Pranab wears a diplomatic hat on FDI
When Mr Pranab Mukherjee on Tuesday said that India’s foreign direct investment policy was not country-specific, indicating thereby that there was no such ban against Chinese companies investing in India, he was holding forth in his capacity as In...
NEW DELHI: When Mr Pranab Mukherjee on Tuesday said that India’s foreign direct investment policy was not country-specific, indicating thereby that there was no such ban against Chinese companies investing in India, he was holding forth in his capacity as India’s external affairs minister.
His views on the subject might have been somewhat differently articulated were he still the country’s defence minister. As the bureaucratic adage goes, ministers come and go, but what ministries think do not.
It could be argued that the defence ministry under Mr Mukherjee then was making the same argument that the new external affairs minister is now making — keep Chinese foreign direct investment out of key sectors — and implying that restriction should be sector-specific and hence, by implication, not country-specific.

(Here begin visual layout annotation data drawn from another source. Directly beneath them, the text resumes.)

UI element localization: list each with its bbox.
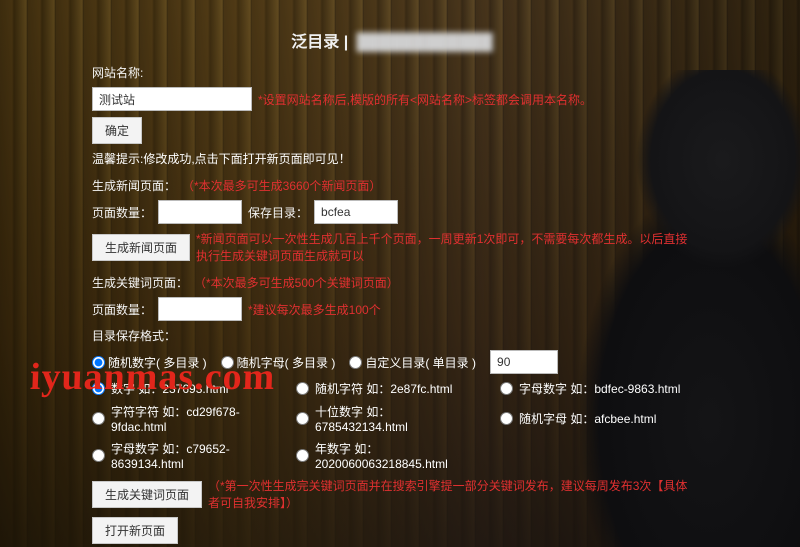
dir-radio-random-digits[interactable]: [92, 356, 105, 369]
name-option-label: 数字 如：237693.html: [111, 380, 228, 397]
dir-radio-custom[interactable]: [349, 356, 362, 369]
name-radio[interactable]: [296, 382, 309, 395]
name-option-label: 十位数字 如：6785432134.html: [315, 403, 482, 434]
site-name-label: 网站名称:: [92, 64, 143, 81]
title-blurred: ████████████: [357, 34, 493, 52]
name-option-randchars[interactable]: 随机字符 如：2e87fc.html: [296, 380, 482, 397]
name-radio[interactable]: [92, 449, 105, 462]
news-count-input[interactable]: [158, 200, 242, 224]
site-name-hint: *设置网站名称后,模版的所有<网站名称>标签都会调用本名称。: [258, 91, 592, 108]
name-option-charchar[interactable]: 字符字符 如：cd29f678-9fdac.html: [92, 403, 278, 434]
page-title: 泛目录 | ████████████: [92, 28, 692, 52]
news-dir-input[interactable]: [314, 200, 398, 224]
site-name-row: 网站名称:: [92, 64, 692, 81]
name-radio[interactable]: [296, 412, 309, 425]
kw-title-row: 生成关键词页面： （*本次最多可生成500个关键词页面）: [92, 274, 692, 291]
name-option-label: 随机字母 如：afcbee.html: [519, 410, 656, 427]
name-option-randletters[interactable]: 随机字母 如：afcbee.html: [500, 403, 686, 434]
kw-name-options-grid: 数字 如：237693.html 随机字符 如：2e87fc.html 字母数字…: [92, 380, 692, 471]
main-panel: 泛目录 | ████████████ 网站名称: *设置网站名称后,模版的所有<…: [92, 28, 692, 547]
name-option-label: 字符字符 如：cd29f678-9fdac.html: [111, 403, 278, 434]
name-option-label: 随机字符 如：2e87fc.html: [315, 380, 452, 397]
name-option-ten-digits[interactable]: 十位数字 如：6785432134.html: [296, 403, 482, 434]
name-option-alnum1[interactable]: 字母数字 如：bdfec-9863.html: [500, 380, 686, 397]
news-dir-label: 保存目录：: [248, 204, 308, 221]
kw-gen-hint: （*第一次性生成完关键词页面并在搜索引擎提一部分关键词发布，建议每周发布3次【具…: [208, 477, 692, 511]
dir-option-random-letters[interactable]: 随机字母( 多目录 ): [221, 354, 336, 371]
name-option-label: 字母数字 如：c79652-8639134.html: [111, 440, 278, 471]
name-radio[interactable]: [500, 412, 513, 425]
dir-option-custom[interactable]: 自定义目录( 单目录 ): [349, 354, 476, 371]
name-option-label: 年数字 如：2020060063218845.html: [315, 440, 482, 471]
dir-option-random-digits[interactable]: 随机数字( 多目录 ): [92, 354, 207, 371]
kw-count-input[interactable]: [158, 297, 242, 321]
news-params-row: 页面数量： 保存目录：: [92, 200, 692, 224]
kw-fmt-label-row: 目录保存格式：: [92, 327, 692, 344]
name-option-digits[interactable]: 数字 如：237693.html: [92, 380, 278, 397]
news-title-row: 生成新闻页面： （*本次最多可生成3660个新闻页面）: [92, 177, 692, 194]
generate-news-button[interactable]: 生成新闻页面: [92, 234, 190, 261]
open-page-row: 打开新页面: [92, 517, 692, 544]
generate-keyword-button[interactable]: 生成关键词页面: [92, 481, 202, 508]
site-name-input-row: *设置网站名称后,模版的所有<网站名称>标签都会调用本名称。: [92, 87, 692, 111]
custom-dir-input[interactable]: [490, 350, 558, 374]
kw-count-label: 页面数量：: [92, 301, 152, 318]
kw-count-hint: *建议每次最多生成100个: [248, 301, 381, 318]
kw-fmt-label: 目录保存格式：: [92, 327, 176, 344]
dir-option-label: 随机字母( 多目录 ): [237, 354, 336, 371]
kw-count-row: 页面数量： *建议每次最多生成100个: [92, 297, 692, 321]
news-count-label: 页面数量：: [92, 204, 152, 221]
name-radio[interactable]: [92, 412, 105, 425]
site-name-input[interactable]: [92, 87, 252, 111]
name-radio[interactable]: [92, 382, 105, 395]
name-radio[interactable]: [500, 382, 513, 395]
dir-option-label: 自定义目录( 单目录 ): [365, 354, 476, 371]
news-title-hint: （*本次最多可生成3660个新闻页面）: [182, 177, 381, 194]
title-lead: 泛目录 |: [291, 34, 348, 51]
name-option-alnum2[interactable]: 字母数字 如：c79652-8639134.html: [92, 440, 278, 471]
name-option-label: 字母数字 如：bdfec-9863.html: [519, 380, 680, 397]
news-title: 生成新闻页面：: [92, 177, 176, 194]
news-gen-row: 生成新闻页面 *新闻页面可以一次性生成几百上千个页面，一周更新1次即可，不需要每…: [92, 230, 692, 264]
kw-gen-row: 生成关键词页面 （*第一次性生成完关键词页面并在搜索引擎提一部分关键词发布，建议…: [92, 477, 692, 511]
open-new-page-button[interactable]: 打开新页面: [92, 517, 178, 544]
dir-option-label: 随机数字( 多目录 ): [108, 354, 207, 371]
confirm-button[interactable]: 确定: [92, 117, 142, 144]
name-option-year-digits[interactable]: 年数字 如：2020060063218845.html: [296, 440, 482, 471]
success-tip-row: 温馨提示:修改成功,点击下面打开新页面即可见！: [92, 150, 692, 167]
news-gen-hint: *新闻页面可以一次性生成几百上千个页面，一周更新1次即可，不需要每次都生成。以后…: [196, 230, 692, 264]
name-radio[interactable]: [296, 449, 309, 462]
kw-title: 生成关键词页面：: [92, 274, 188, 291]
kw-dir-options-row: 随机数字( 多目录 ) 随机字母( 多目录 ) 自定义目录( 单目录 ): [92, 350, 692, 374]
kw-title-hint: （*本次最多可生成500个关键词页面）: [194, 274, 399, 291]
success-tip: 温馨提示:修改成功,点击下面打开新页面即可见！: [92, 150, 351, 167]
site-name-confirm-row: 确定: [92, 117, 692, 144]
dir-radio-random-letters[interactable]: [221, 356, 234, 369]
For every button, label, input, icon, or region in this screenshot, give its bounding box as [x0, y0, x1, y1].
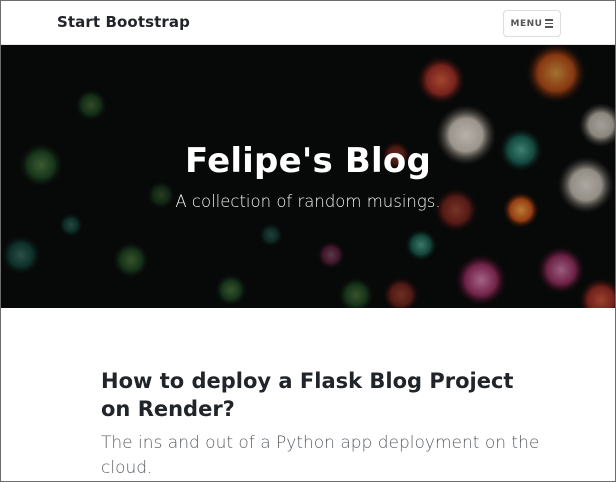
post-preview[interactable]: How to deploy a Flask Blog Project on Re… — [101, 367, 541, 481]
brand-link[interactable]: Start Bootstrap — [57, 13, 190, 31]
hamburger-icon — [545, 19, 554, 28]
site-title: Felipe's Blog — [185, 141, 431, 181]
menu-button[interactable]: MENU — [503, 10, 561, 37]
menu-label: MENU — [510, 18, 543, 29]
post-title[interactable]: How to deploy a Flask Blog Project on Re… — [101, 367, 541, 423]
browser-viewport: Start Bootstrap MENU Felipe's Blog A col… — [0, 0, 616, 482]
navbar: Start Bootstrap MENU — [1, 1, 615, 45]
post-subtitle[interactable]: The ins and out of a Python app deployme… — [101, 431, 541, 481]
site-subtitle: A collection of random musings. — [175, 192, 441, 211]
masthead: Felipe's Blog A collection of random mus… — [1, 45, 615, 308]
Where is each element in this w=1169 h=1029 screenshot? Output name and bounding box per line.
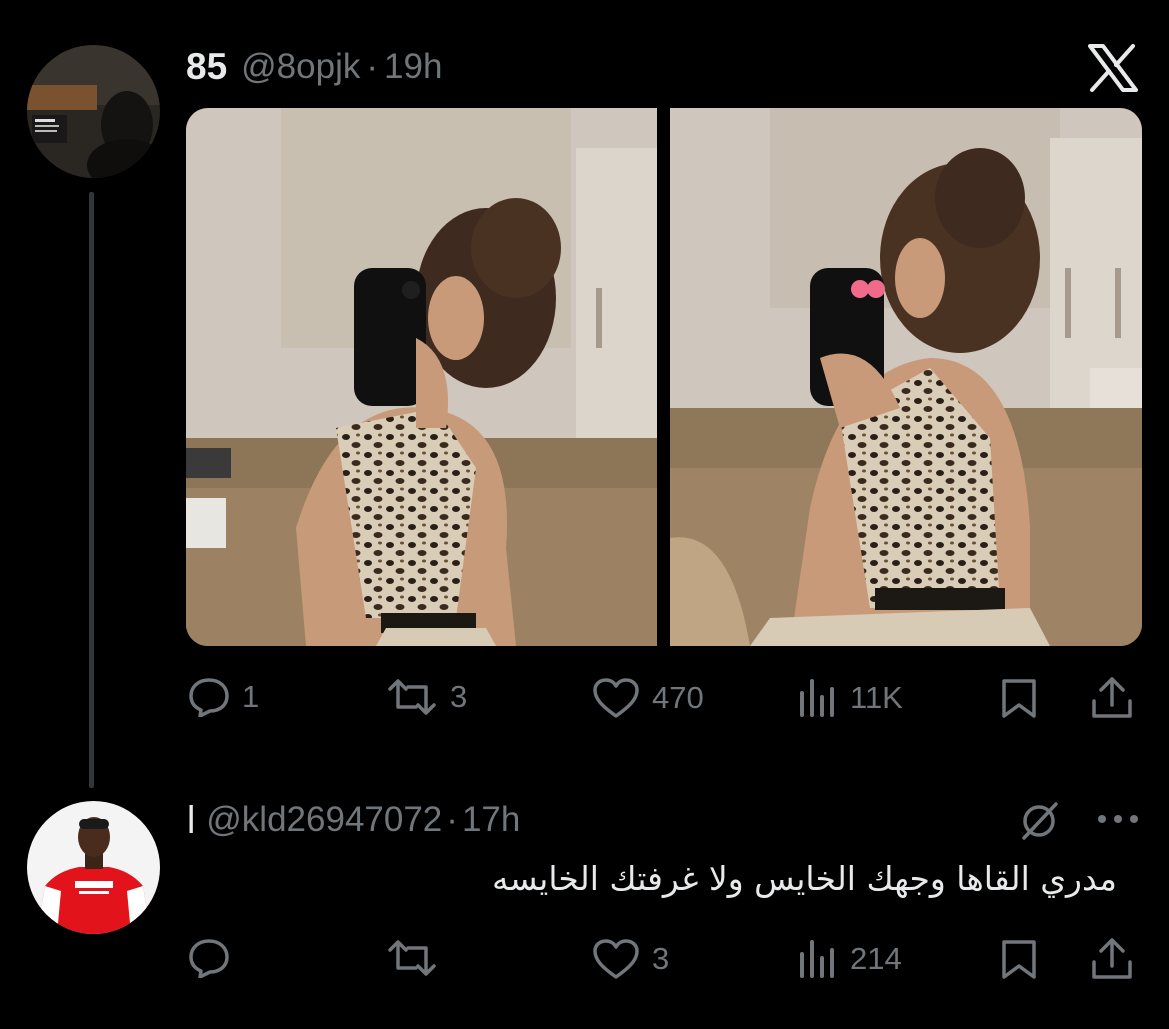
comment-bubble-icon [188, 677, 230, 717]
post-media-grid [186, 108, 1142, 646]
reply-header: ا @kld26947072 · 17h [186, 797, 520, 843]
reply-text: مدري القاها وجهك الخايس ولا غرفتك الخايس… [492, 859, 1117, 898]
heart-icon [592, 938, 640, 980]
reply-views-action[interactable]: 214 [798, 938, 902, 980]
views-count: 11K [850, 680, 903, 715]
repost-count: 3 [450, 679, 468, 714]
share-upload-icon[interactable] [1090, 936, 1134, 987]
author-avatar-image [27, 45, 160, 178]
bar-chart-icon [798, 677, 838, 719]
reply-views-count: 214 [850, 941, 902, 976]
reply-header-separator: · [446, 800, 458, 839]
header-separator: · [366, 47, 379, 86]
reply-avatar-image [27, 801, 160, 934]
media-photo-2[interactable] [670, 108, 1142, 646]
bar-chart-icon [798, 938, 838, 980]
post-header: 85 @8opjk · 19h [186, 44, 442, 90]
share-upload-icon[interactable] [1090, 675, 1134, 726]
reply-timestamp[interactable]: 17h [462, 800, 520, 840]
views-action[interactable]: 11K [798, 677, 903, 719]
grok-slash-circle-icon[interactable] [1018, 800, 1060, 847]
author-display-name[interactable]: 85 [186, 46, 227, 88]
reply-author-display-name[interactable]: ا [186, 799, 196, 842]
bookmark-icon[interactable] [1000, 677, 1038, 724]
author-avatar[interactable] [27, 45, 160, 178]
reply-like-action[interactable]: 3 [592, 938, 669, 980]
reply-repost-action[interactable] [386, 938, 450, 978]
more-dots-icon[interactable] [1096, 812, 1140, 831]
thread-connector-line [89, 192, 94, 788]
repost-arrows-icon [386, 938, 438, 978]
like-action[interactable]: 470 [592, 677, 704, 719]
comment-bubble-icon [188, 938, 230, 978]
repost-arrows-icon [386, 677, 438, 717]
x-logo-icon[interactable] [1088, 44, 1138, 92]
reply-reply-action[interactable] [188, 938, 242, 978]
heart-icon [592, 677, 640, 719]
media-photo-1[interactable] [186, 108, 657, 646]
repost-action[interactable]: 3 [386, 677, 467, 717]
media-divider [657, 108, 670, 646]
reply-count: 1 [242, 679, 260, 714]
reply-author-avatar[interactable] [27, 801, 160, 934]
reply-author-handle[interactable]: @kld26947072 [206, 800, 442, 840]
post-timestamp[interactable]: 19h [384, 47, 442, 87]
reply-like-count: 3 [652, 941, 670, 976]
reply-action[interactable]: 1 [188, 677, 259, 717]
bookmark-icon[interactable] [1000, 938, 1038, 985]
author-handle[interactable]: @8opjk [241, 47, 360, 87]
like-count: 470 [652, 680, 704, 715]
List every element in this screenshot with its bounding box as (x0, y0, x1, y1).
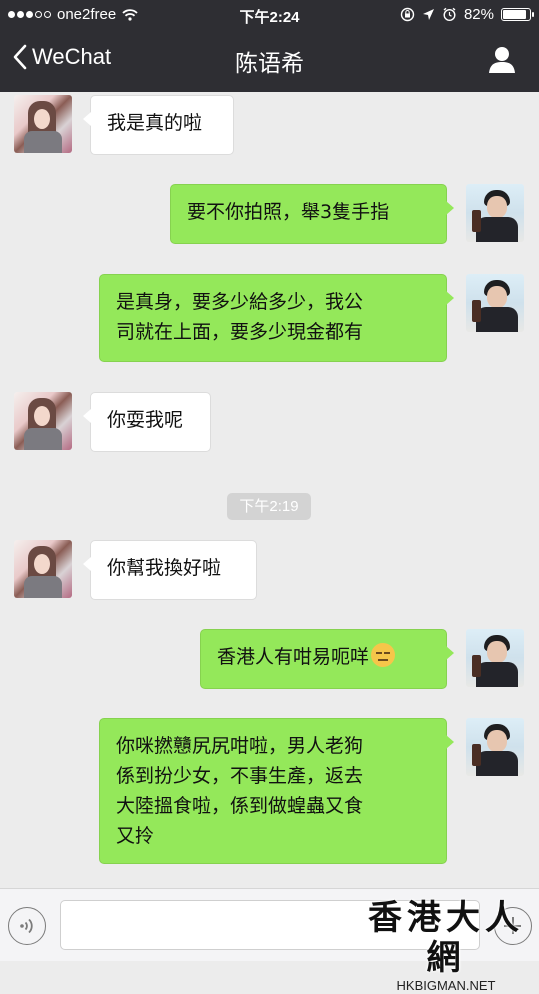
battery-percent: 82% (463, 6, 494, 23)
message-bubble-sent[interactable]: 是真身，要多少給多少，我公 司就在上面，要多少現金都有 (99, 274, 454, 362)
message-bubble-sent[interactable]: 你咪撚戇尻尻咁啦，男人老狗 係到扮少女，不事生產，返去 大陸搵食啦，係到做蝗蟲又… (99, 718, 454, 864)
message-text: 你幫我換好啦 (107, 557, 222, 579)
status-right: 82% (400, 6, 534, 23)
time-divider: 下午2:19 (227, 493, 311, 520)
message-text-line: 又拎 (116, 825, 155, 847)
message-text-line: 司就在上面，要多少現金都有 (116, 321, 364, 343)
status-bar: one2free 下午2:24 82% (0, 0, 539, 30)
alarm-icon (443, 7, 456, 22)
battery-icon (501, 8, 534, 21)
my-avatar[interactable] (466, 629, 524, 687)
watermark-main: 香港大人網 (368, 898, 524, 978)
battery-fill (503, 10, 526, 19)
watermark-sub: HKBIGMAN.NET (396, 978, 496, 993)
voice-button[interactable] (8, 907, 46, 945)
watermark: 香港大人網 HKBIGMAN.NET (358, 898, 534, 994)
message-text: 我是真的啦 (107, 112, 203, 134)
message-text-line: 你咪撚戇尻尻咁啦，男人老狗 (116, 735, 364, 757)
message-text-line: 大陸搵食啦，係到做蝗蟲又食 (116, 795, 364, 817)
my-avatar[interactable] (466, 718, 524, 776)
expressionless-face-emoji (371, 643, 396, 667)
message-text-line: 是真身，要多少給多少，我公 (116, 291, 364, 313)
my-avatar[interactable] (466, 184, 524, 242)
message-bubble-sent[interactable]: 要不你拍照，舉3隻手指 (170, 184, 454, 244)
message-bubble-sent[interactable]: 香港人有咁易呃咩 (200, 629, 454, 689)
chat-title: 陈语希 (235, 51, 304, 77)
message-text: 你耍我呢 (107, 409, 184, 431)
message-bubble-received[interactable]: 我是真的啦 (83, 95, 234, 155)
location-arrow-icon (422, 9, 434, 20)
chat-area[interactable]: 我是真的啦 要不你拍照，舉3隻手指 是真身，要多少給多少，我公 司就在上面，要多… (0, 92, 539, 888)
message-text: 要不你拍照，舉3隻手指 (187, 201, 390, 223)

However, the ministry’s opposition to the Chinese bid for developing the Vizhinjam port in Kerala and its comments about the need to keep out Chinese FDI in a National Security Council discussion paper bring out the stark difference between the viewpoints of the two ministries in question.
The NSC discussion paper, which sought application of stricter norms for FDI in order to address some pressing security concerns, recorded the defence ministry’s reservations against allowing access to Chinese companies to such ports that are of strategic importance by nature to the country.
What Mr Mukherjee expressed on Wednesday by saying that “we are inviting everybody (to invest in India)” and that “our policy is not related to any country specifically” was in the same vein as his ministry’s stand put out in the NSC paper.
In a statement that should have pleased the Left, Mr Mukherjee also said that just because one Chinese company was stopped from investing in India, it did not connote that all companies from that country would be denied access. He even sought to downplay the controversy arising out of the NSC’s recommendation.